Семён бросил в сторону окурок, вытер ладонь о штанину и встал.
— Ну, давай, сейчас принесу. Распочал я там маленько уже…
Мы сидели за столом под навесом и ели горячую печёную картошку, макая её в подсоленное подсолнечное масло, налитое в блюдце. На дворе заметно потемнело из-за набежавших туч, а крепчающий ветер сердито шумел ветками по кровле.
Водки я пригубил совсем немного, за компанию, закусив её хлебом, зелёным луком и редиской, сдобренной крупной солью. Кроме ножа на столе не было ни ложек, ни вилок, потому нарезанное крупными ломтями сало, и обугленную местами до черноты картошку брали прямо руками.
— Никак ночью дождь будет, — сказал Семён, опрокинув очередную порцию водки в рот и тут же закурив. — Давно не было. Это твой, наверное, тебя догнал.
— Ага, всю дорогу за мной гонится. Два раза уже намочил.
— Так ты куда едешь-то?
— Домой в Новосибирск.

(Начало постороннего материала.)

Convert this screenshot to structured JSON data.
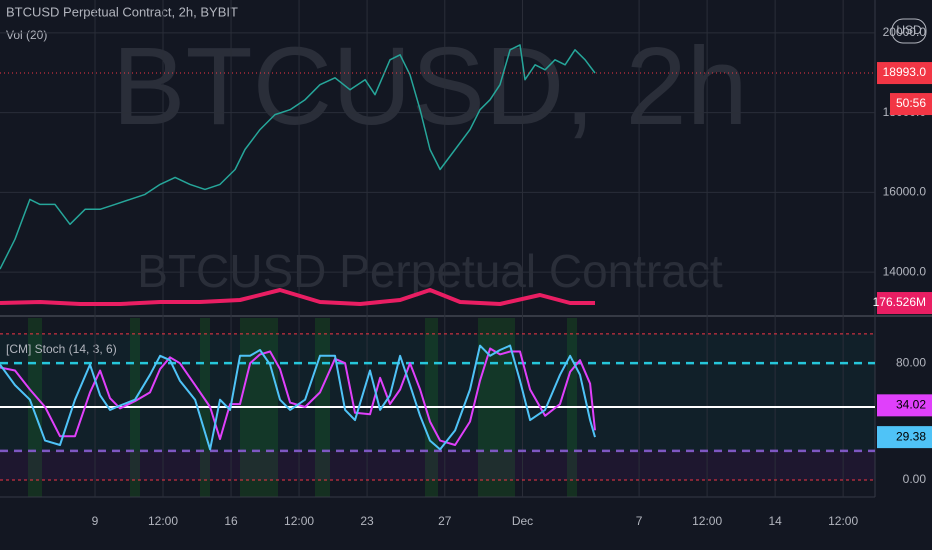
{
  "chart_data": [
    {
      "type": "line",
      "title": "BTCUSD Perpetual Contract, 2h, BYBIT",
      "watermark": "BTCUSD, 2h",
      "watermark_subtitle": "BTCUSD Perpetual Contract",
      "currency": "USD",
      "countdown": "50:56",
      "x": [
        -4.89,
        -4.12,
        -3.35,
        -2.83,
        -2.06,
        -1.29,
        -0.51,
        0.26,
        1.03,
        1.8,
        2.57,
        3.35,
        4.12,
        4.89,
        5.66,
        6.43,
        7.21,
        7.72,
        8.49,
        9.26,
        10.04,
        10.81,
        11.58,
        12.35,
        13.12,
        13.9,
        14.41,
        15.18,
        15.7,
        16.21,
        16.73,
        17.24,
        17.76,
        18.53,
        19.3,
        19.81,
        20.33,
        20.84,
        21.36,
        21.87,
        22.13,
        22.65,
        23.16,
        23.67,
        24.19,
        24.7,
        25.22,
        25.73
      ],
      "values": [
        14075,
        14825,
        15825,
        15700,
        15700,
        15200,
        15575,
        15575,
        15700,
        15825,
        15950,
        16200,
        16375,
        16200,
        16075,
        16200,
        16575,
        17075,
        17575,
        17950,
        18075,
        18325,
        18700,
        18875,
        18575,
        18825,
        18450,
        19325,
        19450,
        18950,
        18075,
        17075,
        16575,
        17075,
        17575,
        18075,
        18325,
        18700,
        19575,
        19700,
        18825,
        19200,
        19075,
        19325,
        19200,
        19575,
        19325,
        18993
      ],
      "value_labels": [
        null,
        null,
        null,
        null,
        null,
        null,
        null,
        null,
        null,
        null,
        null,
        null,
        null,
        null,
        null,
        null,
        null,
        null,
        null,
        null,
        null,
        null,
        null,
        null,
        null,
        null,
        null,
        null,
        null,
        null,
        null,
        null,
        null,
        null,
        null,
        null,
        null,
        null,
        null,
        null,
        null,
        null,
        null,
        null,
        null,
        null,
        null,
        "18993.0"
      ],
      "color": "#26a69a",
      "last_color": "#f23645",
      "ylim": [
        12925,
        20825
      ],
      "yticks": [
        {
          "value": 14000,
          "label": "14000.0"
        },
        {
          "value": 16000,
          "label": "16000.0"
        },
        {
          "value": 18000,
          "label": "18000.0"
        },
        {
          "value": 20000,
          "label": "20000.0"
        }
      ],
      "grid": true
    },
    {
      "type": "line",
      "title": "Vol (20)",
      "x": [
        -4.89,
        -2.83,
        -0.77,
        1.29,
        3.35,
        5.4,
        7.46,
        9.52,
        11.58,
        13.64,
        15.7,
        17.24,
        18.79,
        20.84,
        22.9,
        24.45,
        25.73
      ],
      "values": [
        177,
        192,
        162,
        162,
        192,
        192,
        221,
        369,
        192,
        162,
        221,
        369,
        192,
        162,
        295,
        177,
        176.526
      ],
      "value_labels": [
        null,
        null,
        null,
        null,
        null,
        null,
        null,
        null,
        null,
        null,
        null,
        null,
        null,
        null,
        null,
        null,
        "176.526M"
      ],
      "color": "#e91e63",
      "ylim": [
        0,
        1180
      ]
    },
    {
      "type": "line",
      "title": "[CM] Stoch (14, 3, 6)",
      "xlim": [
        -4.89,
        40.14
      ],
      "xticks": [
        {
          "value": 0,
          "label": "9"
        },
        {
          "value": 3.5,
          "label": "12:00"
        },
        {
          "value": 7,
          "label": "16"
        },
        {
          "value": 10.5,
          "label": "12:00"
        },
        {
          "value": 14,
          "label": "23"
        },
        {
          "value": 18,
          "label": "27"
        },
        {
          "value": 22,
          "label": "Dec"
        },
        {
          "value": 28,
          "label": "7"
        },
        {
          "value": 31.5,
          "label": "12:00"
        },
        {
          "value": 35,
          "label": "14"
        },
        {
          "value": 38.5,
          "label": "12:00"
        }
      ],
      "x": [
        -4.89,
        -4.12,
        -3.35,
        -2.57,
        -1.8,
        -1.03,
        -0.26,
        0.26,
        0.77,
        1.29,
        2.06,
        2.83,
        3.35,
        3.86,
        4.37,
        5.15,
        5.92,
        6.43,
        6.95,
        7.46,
        7.98,
        8.49,
        9.01,
        9.52,
        10.04,
        10.81,
        11.58,
        12.35,
        12.87,
        13.38,
        14.15,
        14.67,
        15.18,
        15.7,
        16.21,
        16.73,
        17.24,
        17.76,
        18.53,
        19.3,
        19.81,
        20.33,
        20.84,
        21.36,
        21.87,
        22.39,
        23.16,
        23.93,
        24.45,
        24.96,
        25.48,
        25.73
      ],
      "series": [
        {
          "color": "#e040fb",
          "values": [
            77,
            75,
            62,
            50,
            30,
            30,
            60,
            75,
            56,
            49,
            54,
            60,
            76,
            84,
            80,
            65,
            50,
            28,
            52,
            52,
            80,
            86,
            88,
            76,
            53,
            50,
            60,
            83,
            80,
            46,
            45,
            70,
            52,
            62,
            80,
            62,
            40,
            27,
            24,
            40,
            68,
            90,
            86,
            88,
            88,
            62,
            44,
            52,
            74,
            82,
            66,
            34.02
          ]
        },
        {
          "color": "#4fc3f7",
          "values": [
            79,
            65,
            55,
            27,
            24,
            55,
            79,
            58,
            48,
            51,
            55,
            72,
            85,
            82,
            68,
            55,
            21,
            55,
            48,
            85,
            85,
            89,
            79,
            55,
            48,
            55,
            85,
            85,
            48,
            41,
            75,
            48,
            58,
            85,
            65,
            44,
            27,
            21,
            34,
            62,
            92,
            85,
            89,
            92,
            68,
            41,
            48,
            72,
            85,
            72,
            41,
            29.38
          ]
        }
      ],
      "ylim": [
        -11.6,
        110.9
      ],
      "yticks": [
        {
          "value": 80,
          "label": "80.00"
        },
        {
          "value": 0,
          "label": "0.00"
        }
      ],
      "levels": [
        100,
        80,
        50,
        20,
        0
      ],
      "level_colors": [
        "#f23645",
        "#26c6da",
        "#ffffff",
        "#7e57c2",
        "#f23645"
      ],
      "level_styles": [
        "dotted",
        "dashed",
        "solid",
        "dashed",
        "dotted"
      ],
      "grid": true
    }
  ]
}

К друзьям в Братск в гости ездил.
— Порядочно, — кивнул Семён. — На машине-то сподручней.
— Можно бы и на машине, — согласился я. — Да люблю вот на мотоцикле, а на машине на работу езжу.
— А кем работаешь, ежели не секрет?
— Да, никем не работаю, — я тоже закурил. — Уж с год ищу, чем бы заняться, да всё как-то понять не могу, чего охота. Ничего не охота.
— Так ты ж, судя по бороде, школу не вчера кончил, — усмехнулся Семён. — Специальность какая-нибудь наверное есть. Неужели нету?
— Сказать по правде, и не знаю даже, — я помолчал. — Священником я был, Семён. Попом-батюшкой. Специальность это или нет, как думаешь?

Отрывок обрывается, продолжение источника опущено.